Context helps. The band had already worked with a range of UK voices by the time Volume Two dropped, including Celeste earlier in their run, and that network sharpened their arranging chops. They know how to leave space for a singer, when to clip the groove to set up a phrase, when to let a vamp breathe. It is the kind of musical empathy that only comes from a lot of hours in a room together. You feel that in the patient tempos and the refusal to crowd the frame.

If you are crate digging and you spot Volume Two vinyl, grab it. The warmth these tracks carry gets even richer on wax, and the low end feels more tangible. Gotts Street Park vinyl in general has become a quiet favorite among DJs and collectors who want modern cuts that still play nice in a set with 70s deep soul. If you prefer to buy Gotts Street Park records online, keep an eye out, since small-batch pressings can disappear, and Gotts Street Park albums on vinyl do not always stick around long enough for a second chance.
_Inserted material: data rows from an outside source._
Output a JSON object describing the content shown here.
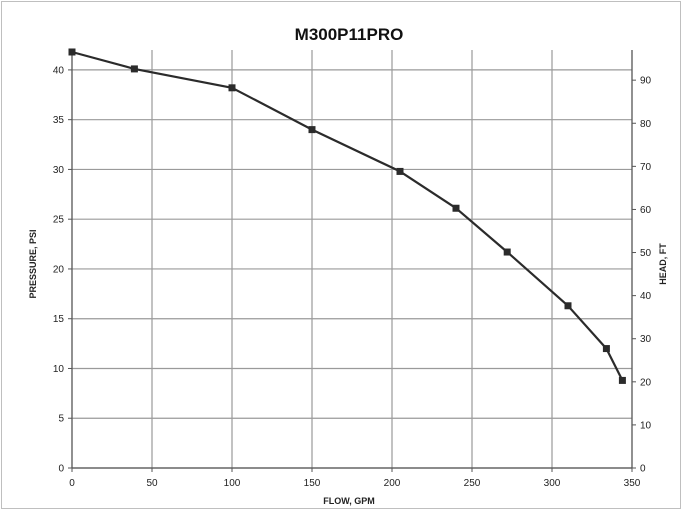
{
  "chart_data": {
    "type": "line",
    "title": "M300P11PRO",
    "xlabel": "FLOW, GPM",
    "ylabel": "PRESSURE, PSI",
    "y2label": "HEAD, FT",
    "xlim": [
      0,
      350
    ],
    "ylim": [
      0,
      42
    ],
    "y2lim": [
      0,
      97
    ],
    "x_ticks": [
      0,
      50,
      100,
      150,
      200,
      250,
      300,
      350
    ],
    "y_ticks": [
      0,
      5,
      10,
      15,
      20,
      25,
      30,
      35,
      40
    ],
    "y2_ticks": [
      0,
      10,
      20,
      30,
      40,
      50,
      60,
      70,
      80,
      90
    ],
    "grid": true,
    "series": [
      {
        "x": [
          0,
          39,
          100,
          150,
          205,
          240,
          272,
          310,
          334,
          344
        ],
        "y": [
          41.8,
          40.1,
          38.2,
          34.0,
          29.8,
          26.1,
          21.7,
          16.3,
          12.0,
          8.8
        ]
      }
    ],
    "colors": {
      "line": "#2b2b2b",
      "marker": "#2b2b2b",
      "grid": "#9a9a9a",
      "axis": "#555555",
      "border": "#bfbfbf"
    }
  }
}
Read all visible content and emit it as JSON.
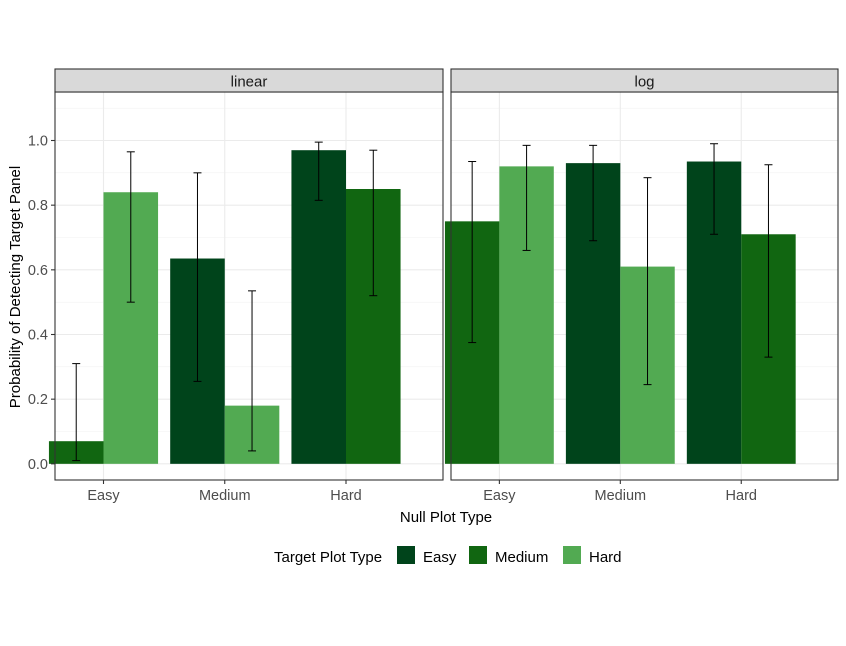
{
  "chart_data": {
    "type": "bar",
    "title": "",
    "xlabel": "Null Plot Type",
    "ylabel": "Probability of Detecting Target Panel",
    "ylim": [
      -0.05,
      1.15
    ],
    "yticks": [
      "0.0",
      "0.2",
      "0.4",
      "0.6",
      "0.8",
      "1.0"
    ],
    "grid": true,
    "categories": [
      "Easy",
      "Medium",
      "Hard"
    ],
    "legend": {
      "title": "Target Plot Type",
      "position": "bottom",
      "entries": [
        {
          "label": "Easy",
          "color": "#00441b"
        },
        {
          "label": "Medium",
          "color": "#116611"
        },
        {
          "label": "Hard",
          "color": "#52aa52"
        }
      ]
    },
    "facets": [
      {
        "label": "linear",
        "bars": [
          {
            "category": "Easy",
            "target": "Medium",
            "value": 0.07,
            "lower": 0.01,
            "upper": 0.31
          },
          {
            "category": "Easy",
            "target": "Hard",
            "value": 0.84,
            "lower": 0.5,
            "upper": 0.965
          },
          {
            "category": "Medium",
            "target": "Easy",
            "value": 0.635,
            "lower": 0.255,
            "upper": 0.9
          },
          {
            "category": "Medium",
            "target": "Hard",
            "value": 0.18,
            "lower": 0.04,
            "upper": 0.535
          },
          {
            "category": "Hard",
            "target": "Easy",
            "value": 0.97,
            "lower": 0.815,
            "upper": 0.995
          },
          {
            "category": "Hard",
            "target": "Medium",
            "value": 0.85,
            "lower": 0.52,
            "upper": 0.97
          }
        ]
      },
      {
        "label": "log",
        "bars": [
          {
            "category": "Easy",
            "target": "Medium",
            "value": 0.75,
            "lower": 0.375,
            "upper": 0.935
          },
          {
            "category": "Easy",
            "target": "Hard",
            "value": 0.92,
            "lower": 0.66,
            "upper": 0.985
          },
          {
            "category": "Medium",
            "target": "Easy",
            "value": 0.93,
            "lower": 0.69,
            "upper": 0.985
          },
          {
            "category": "Medium",
            "target": "Hard",
            "value": 0.61,
            "lower": 0.245,
            "upper": 0.885
          },
          {
            "category": "Hard",
            "target": "Easy",
            "value": 0.935,
            "lower": 0.71,
            "upper": 0.99
          },
          {
            "category": "Hard",
            "target": "Medium",
            "value": 0.71,
            "lower": 0.33,
            "upper": 0.925
          }
        ]
      }
    ]
  }
}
Even in a busy Melbourne record store, a copy of Volume Two tends to move. The same goes for folks hunting vinyl records Australia wide.

What makes Volume Two stick is how unforced it feels. No big concept, no heavy-handed features, just a group with serious ears letting good songs unfold at their own pace. Put it on at dusk, leave it spinning while dinner’s on, then flip it back when the room settles and conversation drifts. It is that kind of record, the kind you trust to set a tone without telling you what to feel. For a band that trades in quiet confidence, Volume Two is a sweet spot, and it still sounds fresh every time the needle drops.